Work with a Qualified Mental Health Practitioner
Seek a highly trained psychologist or psychiatrist to help you overcome depression. While social workers, psychotherapists and counselors may be trained in general counseling techniques, they are not necessarily trained in the treatment of serious mental health conditions. You have a right to know what kind of training your practitioner has in the condition that you are suffering from. Just ask. Clinical psychologists and psychiatrists have training in the diagnosis and treatment of depression. Psychologists provide therapy such as CBT (cognitive-behavioral therapy), Mindfulness Psychotherapy for Depression, Interpersonal Therapy, Experiential Therapy,  and many other treatments. Psychiatrists may or may not have training in psychological treatments for depression, but they DO have the appropriate training in the biological aspects of the disorder and can provide appropriate medication and other biological treatments. If you suffer from mild depression that doesn’t interfere with your ability to function, you may benefit from the services of any therapist who works with mood issues (as opposed to clinical depression).

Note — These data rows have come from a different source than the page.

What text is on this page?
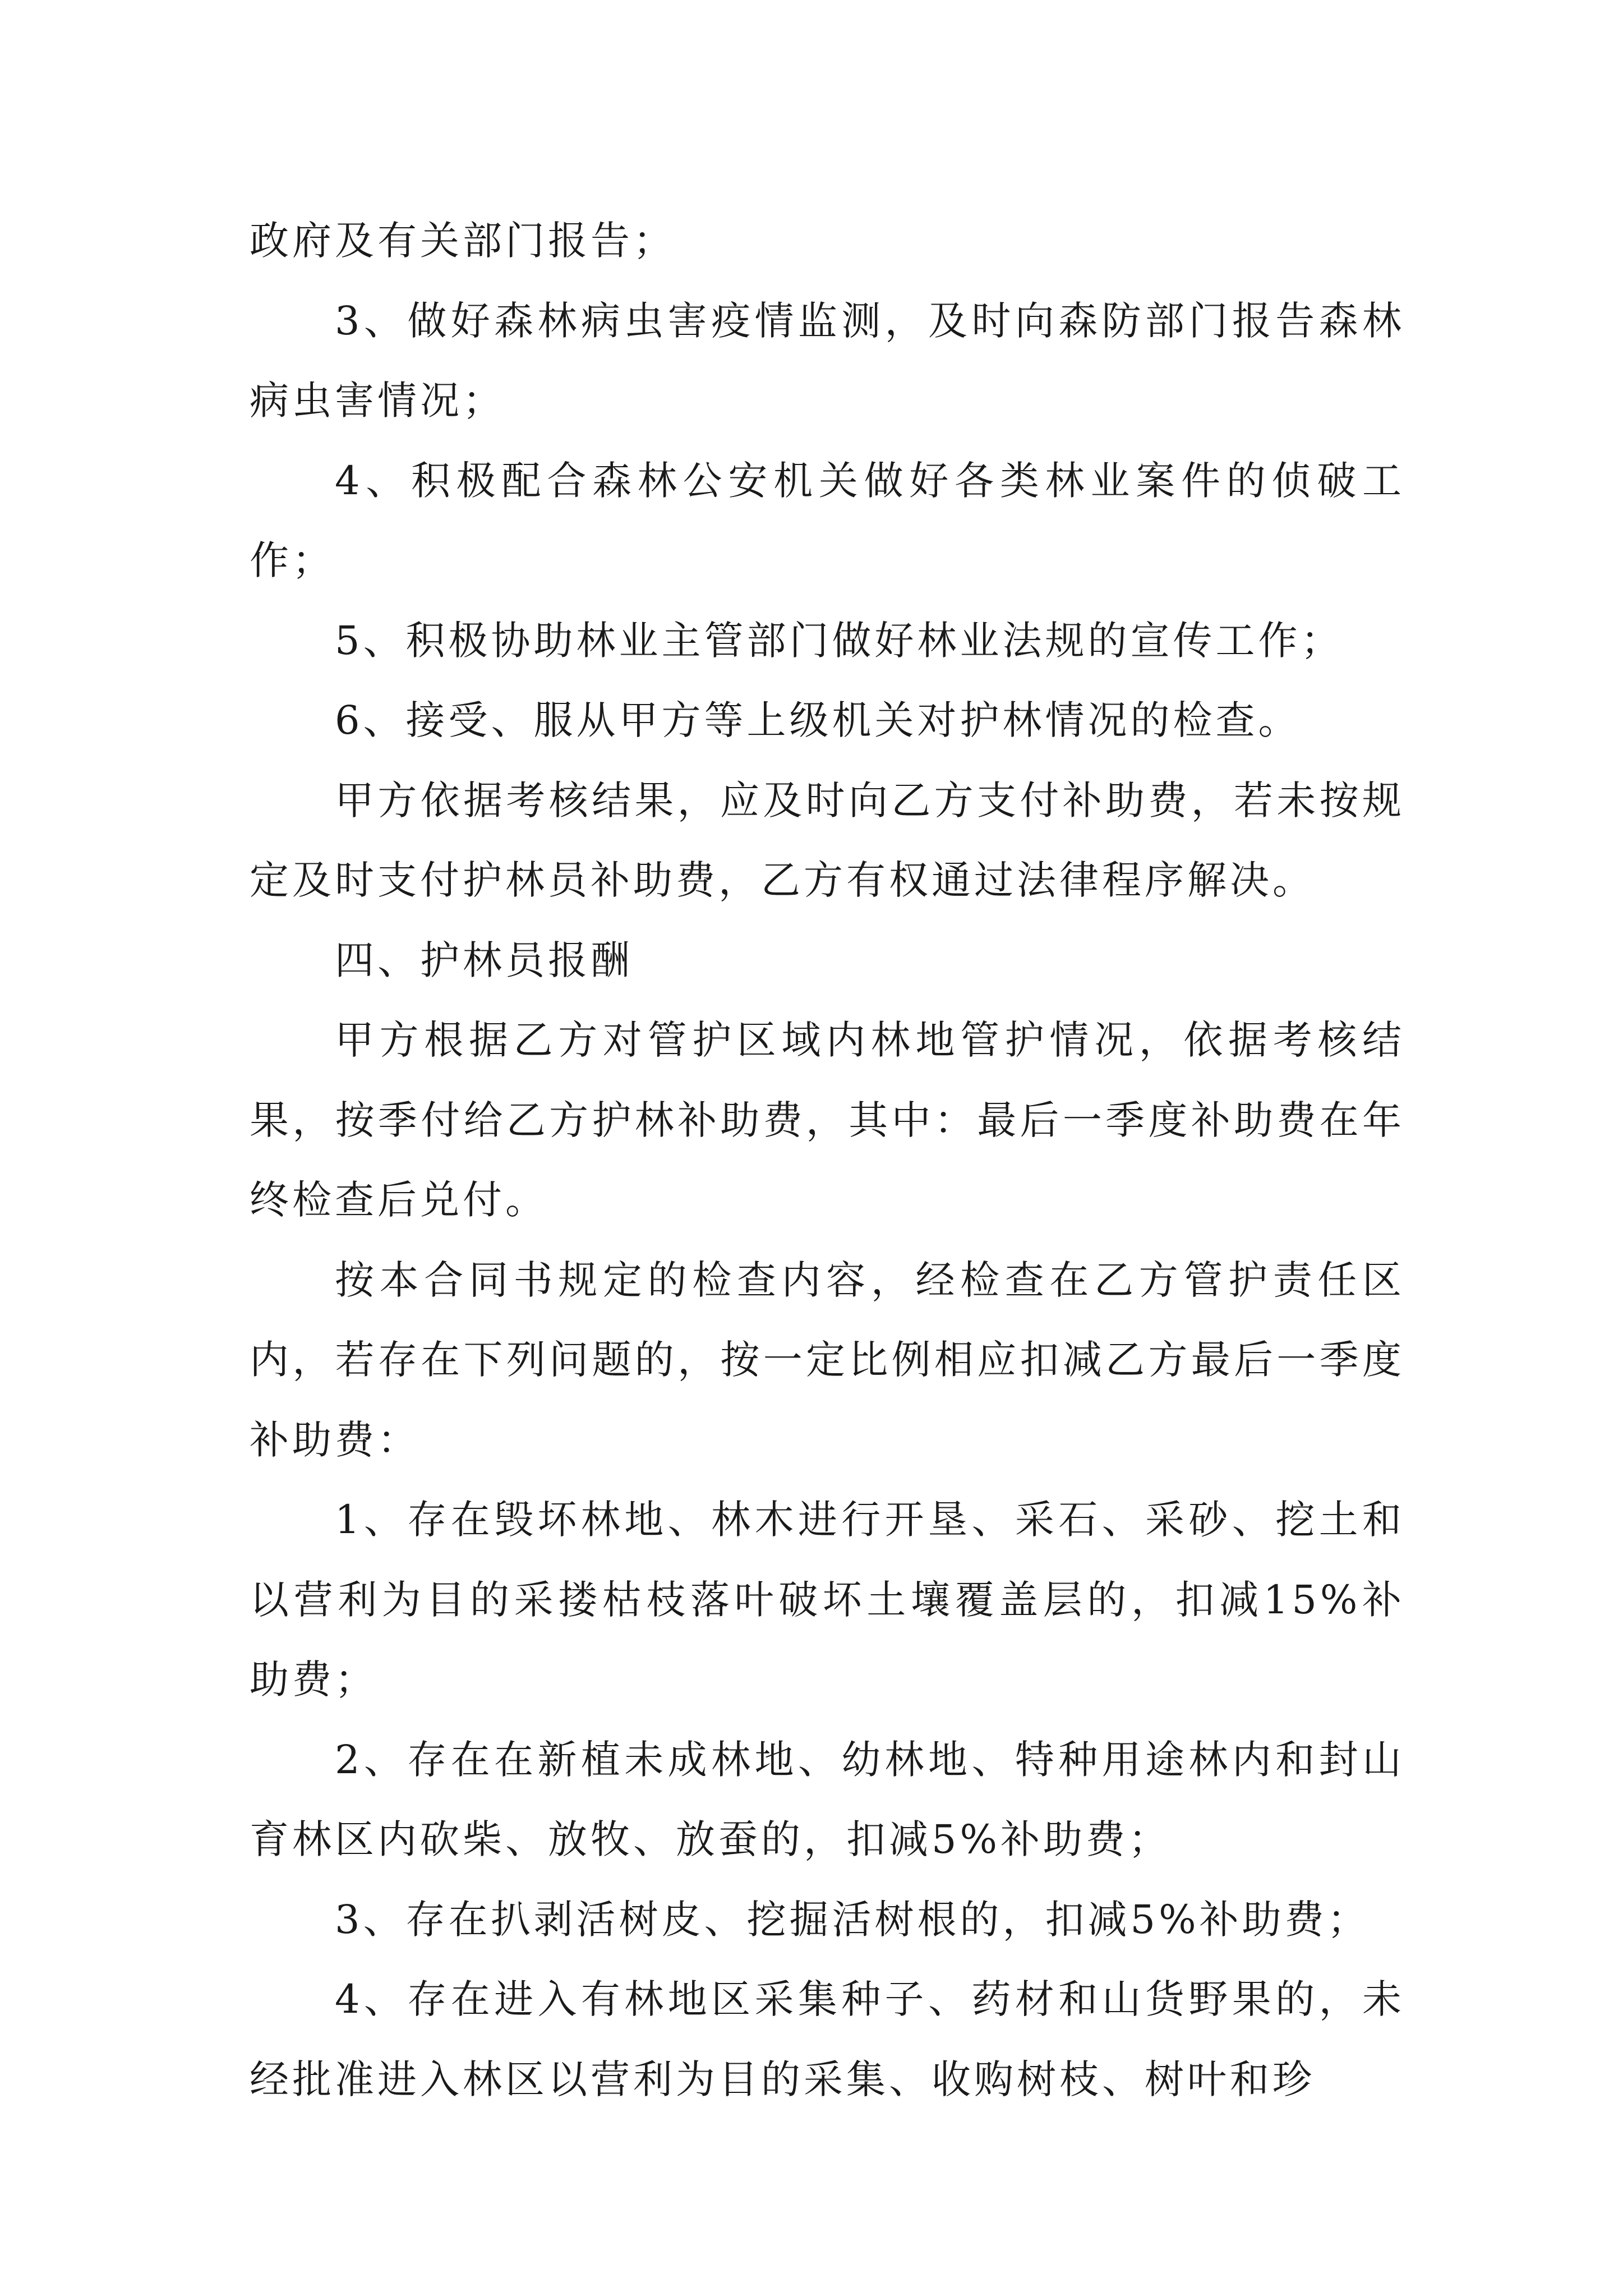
政府及有关部门报告；

3、做好森林病虫害疫情监测，及时向森防部门报告森林病虫害情况；

4、积极配合森林公安机关做好各类林业案件的侦破工作；

5、积极协助林业主管部门做好林业法规的宣传工作；

6、接受、服从甲方等上级机关对护林情况的检查。

甲方依据考核结果，应及时向乙方支付补助费，若未按规定及时支付护林员补助费，乙方有权通过法律程序解决。

四、护林员报酬

甲方根据乙方对管护区域内林地管护情况，依据考核结果，按季付给乙方护林补助费，其中：最后一季度补助费在年终检查后兑付。

按本合同书规定的检查内容，经检查在乙方管护责任区内，若存在下列问题的，按一定比例相应扣减乙方最后一季度补助费：

1、存在毁坏林地、林木进行开垦、采石、采砂、挖土和以营利为目的采搂枯枝落叶破坏土壤覆盖层的，扣减15%补助费；

2、存在在新植未成林地、幼林地、特种用途林内和封山育林区内砍柴、放牧、放蚕的，扣减5%补助费；

3、存在扒剥活树皮、挖掘活树根的，扣减5%补助费；

4、存在进入有林地区采集种子、药材和山货野果的，未经批准进入林区以营利为目的采集、收购树枝、树叶和珍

Consider Alternative Therapies
Some people don’t need or don’t want psychotropic medication for their depressive symptoms. There are many excellent alternative therapies that can contribute to the relief of mood issues. Herbal medicine, homeopathy, Bach Flower Therapy, acupuncture, nutritional therapies and more, are all available to address symptoms of depression. You can find more information about these therapies in books or online.

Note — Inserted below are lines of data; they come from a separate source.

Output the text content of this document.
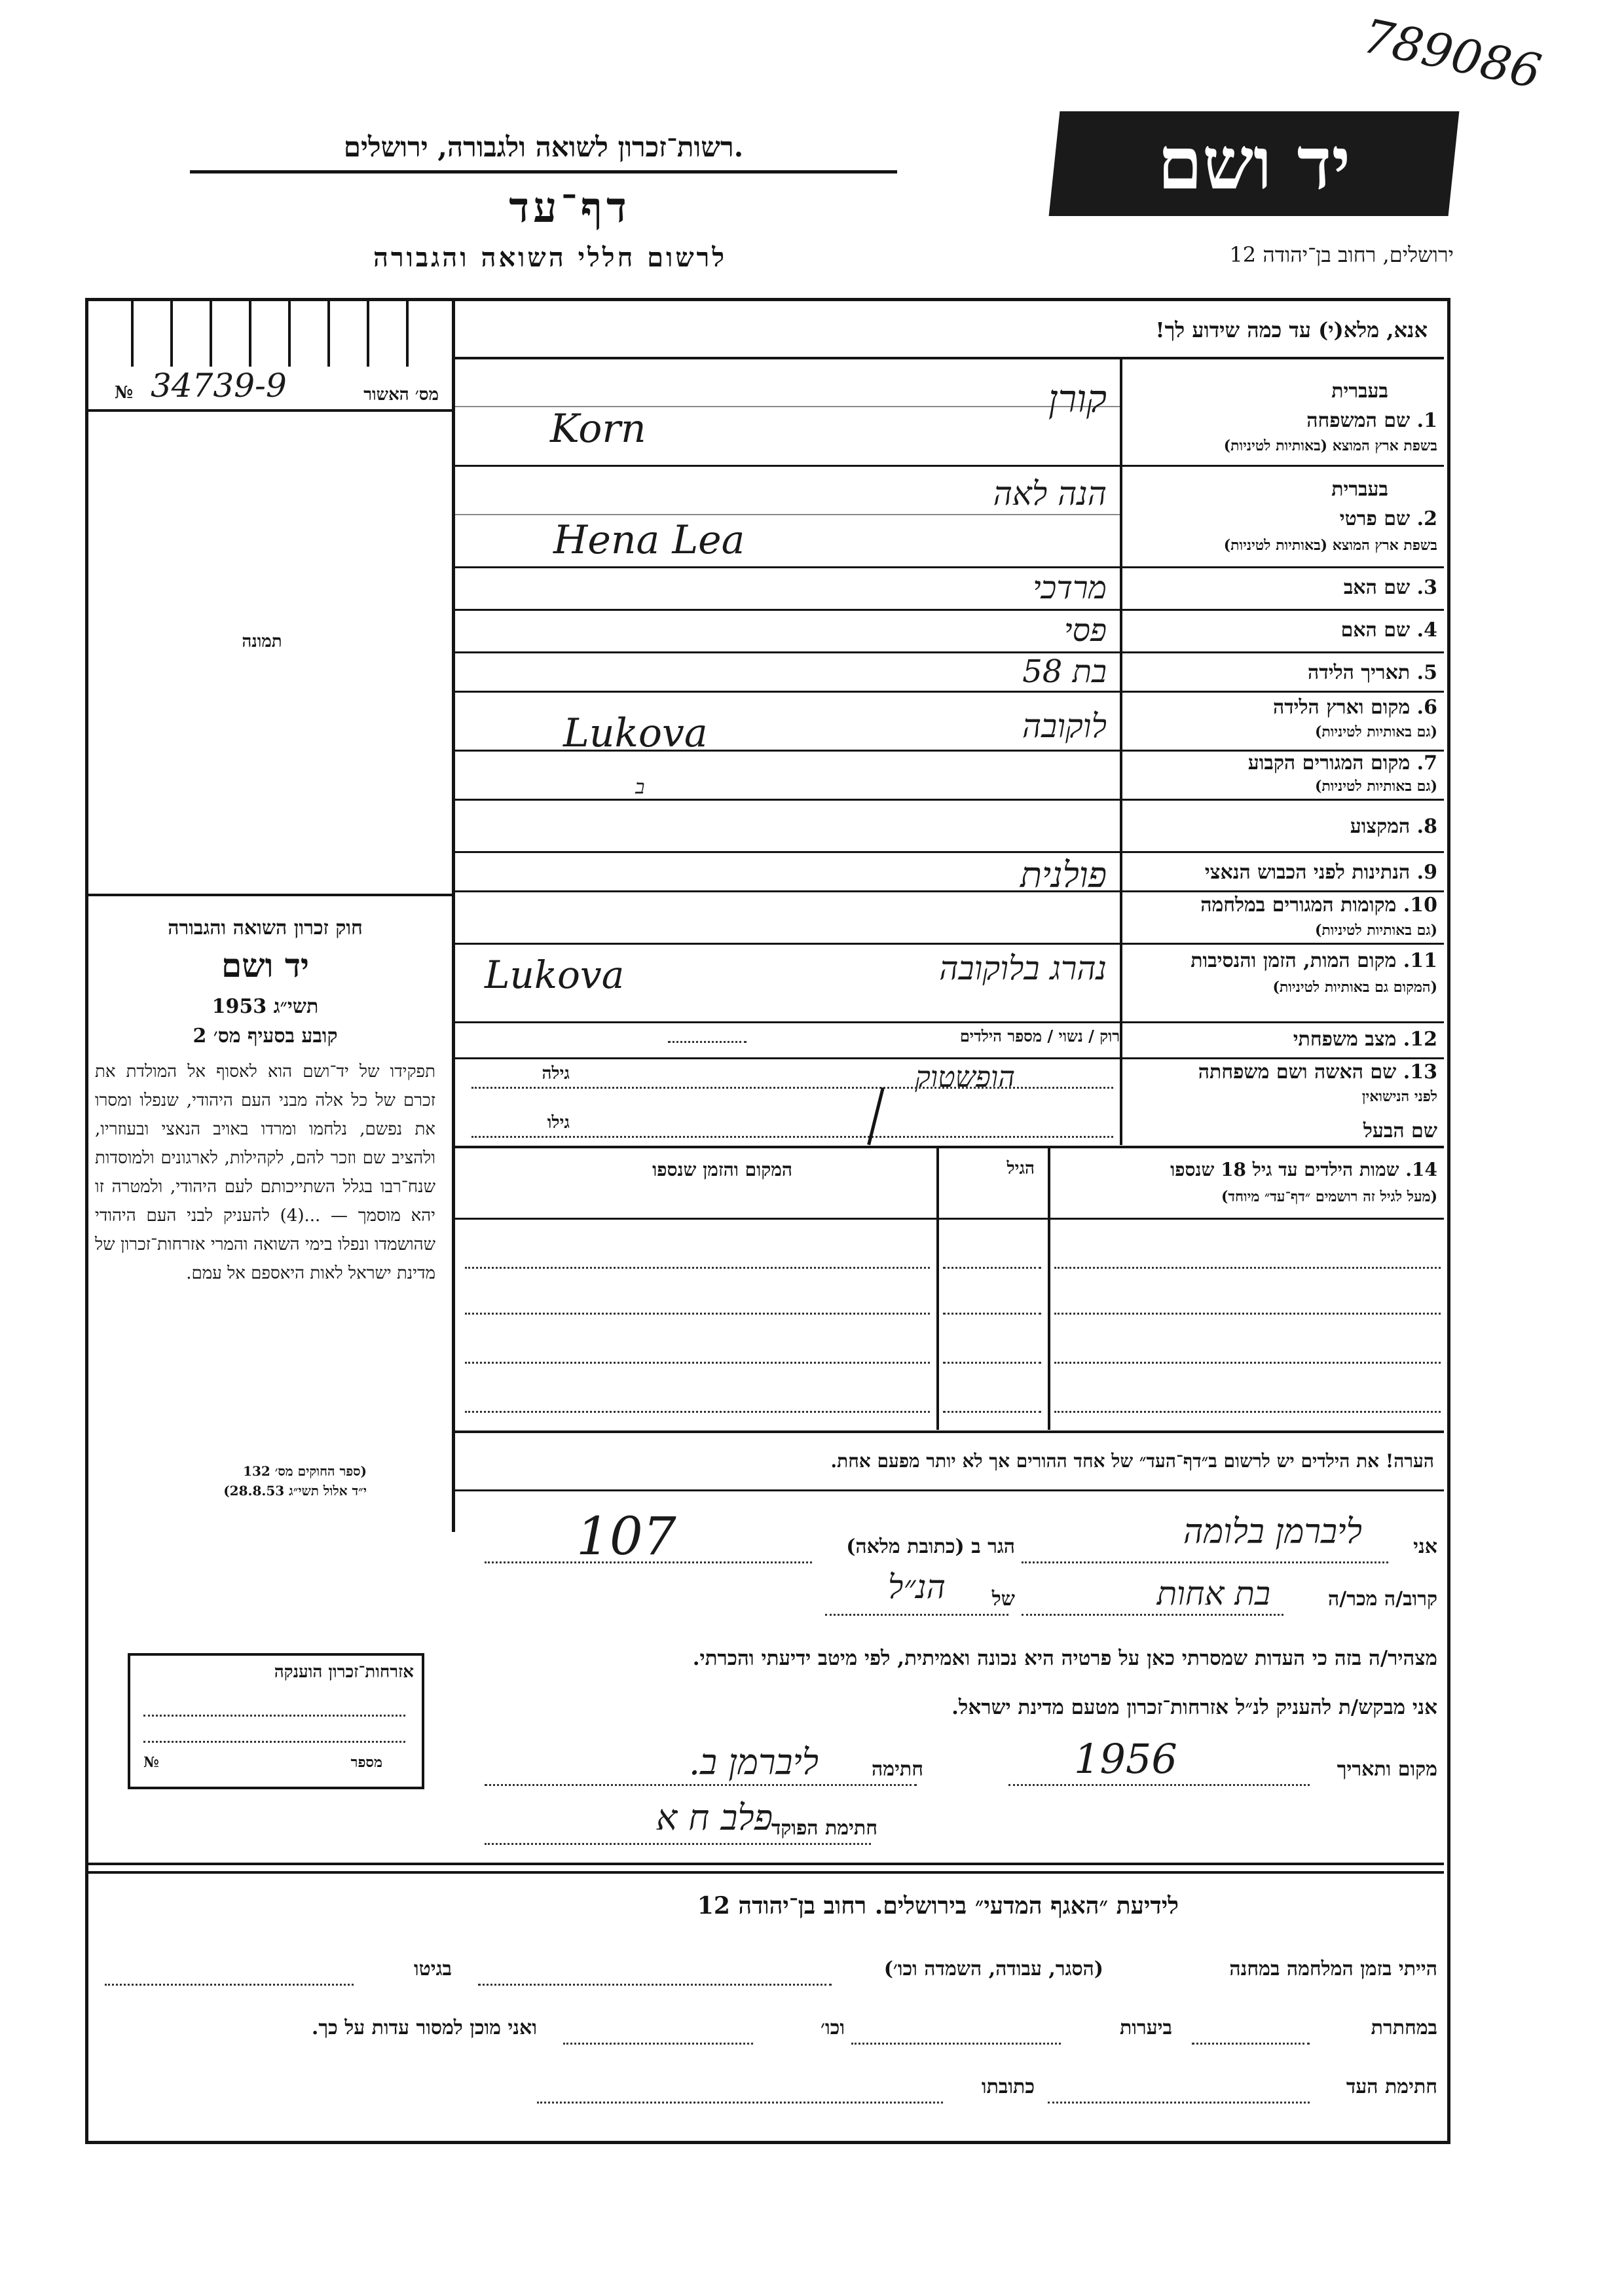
789086
.רשות־זכרון לשואה ולגבורה, ירושלים
דף־עד
לרשום חללי השואה והגבורה
יד ושם
ירושלים, רחוב בן־יהודה 12
אנא, מלא(י) עד כמה שידוע לך!
№ 34739-9	מס׳ האשור
תמונה
חוק זכרון השואה והגבורה
יד ושם
תשי״ג 1953
קובע בסעיף מס׳ 2
תפקידו של יד־ושם הוא לאסוף אל המולדת את זכרם של כל אלה מבני העם היהודי, שנפלו ומסרו את נפשם, נלחמו ומרדו באויב הנאצי ובעוזריו, ולהציב שם וזכר להם, לקהילות, לארגונים ולמוסדות שנח־רבו בגלל השתייכותם לעם היהודי, ולמטרה זו יהא מוסמך — ...(4) להעניק לבני העם היהודי שהושמדו ונפלו בימי השואה והמרי אזרחות־זכרון של מדינת ישראל לאות היאספם אל עמם.
(ספר החוקים מס׳ 132
י״ד אלול תשי״ג 28.8.53)
אזרחות־זכרון הוענקה
מספר
№
בעברית
1. שם המשפחה
בשפת ארץ המוצא (באותיות לטיניות)
בעברית
2. שם פרטי
בשפת ארץ המוצא (באותיות לטיניות)
3. שם האב
4. שם האם
5. תאריך הלידה
6. מקום וארץ הלידה
(גם באותיות לטיניות)
7. מקום המגורים הקבוע
(גם באותיות לטיניות)
8. המקצוע
9. הנתינות לפני הכבוש הנאצי
10. מקומות המגורים במלחמה
(גם באותיות לטיניות)
11. מקום המות, הזמן והנסיבות
(המקום גם באותיות לטיניות)
12. מצב משפחתי
13. שם האשה ושם משפחתה
לפני הנישואין
שם הבעל
קורן
Korn
הנה לאה
Hena Lea
מרדכי
פסי
בת 58
לוקובה
Lukova
ב
פולנית
נהרג בלוקובה
Lukova
רוק / נשוי / מספר הילדים
הופשטוק
גילה
גילו
14. שמות הילדים עד גיל 18 שנספו
(מעל לגיל זה רושמים ״דף־עד״ מיוחד)
הגיל
המקום והזמן שנספו
הערה! את הילדים יש לרשום ב״דף־העד״ של אחד ההורים אך לא יותר מפעם אחת.
אני
ליברמן בלומה
הגר ב (כתובת מלאה)
107
קרוב/ה מכר/ה
בת אחות
של
הנ״ל
מצהיר/ה בזה כי העדות שמסרתי כאן על פרטיה היא נכונה ואמיתית, לפי מיטב ידיעתי והכרתי.
אני מבקש/ת להעניק לנ״ל אזרחות־זכרון מטעם מדינת ישראל.
מקום ותאריך
1956
חתימה
ליברמן ב.
חתימת הפוקד
פלב ח א
לידיעת ״האגף המדעי״ בירושלים. רחוב בן־יהודה 12
הייתי בזמן המלחמה במחנה
(הסגר, עבודה, השמדה וכו׳)
בגיטו
במחתרת
ביערות
וכו׳
ואני מוכן למסור עדות על כך.
חתימת העד
כתובתו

Additional Aids in Fighting Depression
The following may also prove useful to you in reducing symptoms of depression:

  • Following a structured exercise program (look for a qualified fitness trainer to guide you), yoga or martial arts program may provide a chemical boost that reduces the symptoms of depression.
  • Some hospital programs for depression offer 8 or 12 week courses in mindfulness meditation to reduce depression. Ask your doctor about these, or find a private program in your area.
  • Support groups may prove effective in reducing depression symptoms. These can be done in person, but there are also online support groups available. Look for one in your area or speak to your doctor to get reccomendations.

Self-Help
There are many excellent books and on-line resources for depression. Take advantage of them! You can also find CD’s with guided imagery for depression, affirmations, hypnotic suggestions and more. There are emotional-relief strategies that you can learn on-line as well such as Emotional Freedom Technique (EFT) – an effective tool for combating mood symptoms. Do research and learn what’s out there. It may not all be for you, but there will be something that you can benefit from.